Together, Zhang and Perry have also identified and evaluated commercial partners to help facilitate these efforts. They hope all this work will eventually lead to a series of articles in high-impact journals that utilize the genomic data generated by St. Jude. They also see its potential as a sort of training ground for data analysts in general, rather than just for cancer researchers. “We believe that the genomic data generated by St. Jude is one of the highest quality data sets to exist in the world,” Zhang says. “People who are interested in developing novel computational methods can use our data set as training data to verify their algorithms. We will gain novel analytical tools based on the exploration of the data we made available.”

But, ultimately, everything done at St. Jude works toward fighting diseases like pediatric cancer. “If we discover something in one patient, that might not be sufficient to declare this as a significant finding, but if we can enable the global research community to combine our data with other in-house data, their patient cohort will raise the significance of our finding,” Zhang says. Sharing and integrating St. Jude’s data with that of other researchers could make for impactful findings in pediatric cancer worldwide.

Building to the Future

Although there are other institutions joined in the fight to find a cure to pediatric cancer, no hospital does so with the unifying passion and strength of St. Jude. They face many challenges and long odds in that fight, but St. Jude’s professionals always approach those challenges in a way that takes into consideration the institution’s young patients. From the doctors themselves to the technology team, everyone understands the impact that they have on the patients, even if they don’t interact with them directly. In fact, as Perry and his team build out a new data center, they are partnering with the Child Life department to have kids design and color labels for the cabinet rows. “It’s easy for a technologist to isolate themselves, but that will serve as a reminder of what we’re really there to support,” Perry explains.

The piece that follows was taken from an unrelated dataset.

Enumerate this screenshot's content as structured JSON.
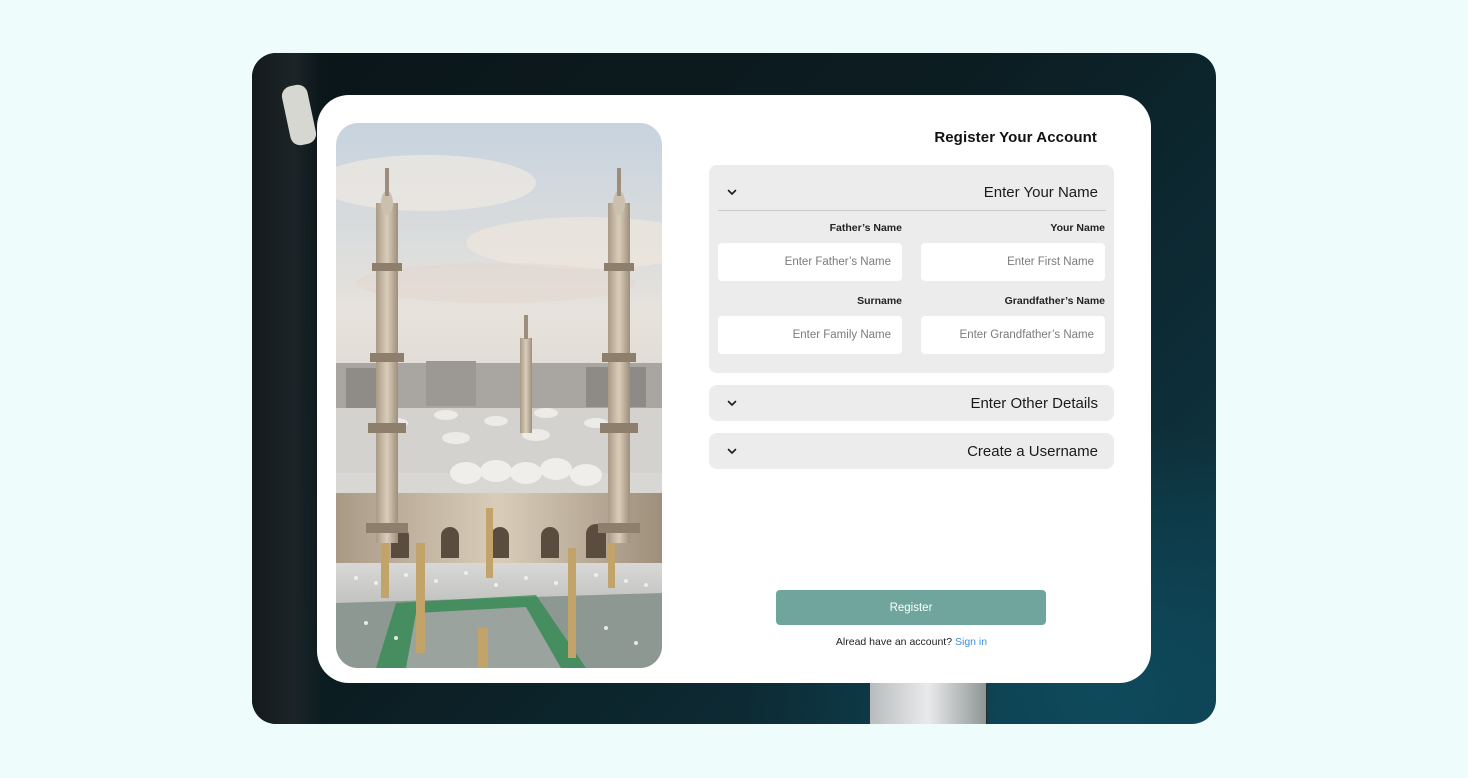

Speaking to any one of the highly skilled professionals at St. Jude makes that passion clear—but speaking to a few explains how they’re able to join together to make such an important impact. “We are blessed because we are able to do this work, that we’re allowed to do it, and that we’ve been given the opportunity to it,” English says. The St. Jude team is taking remarkable strides to ease the burden off of families and to find cures to catastrophic illnesses.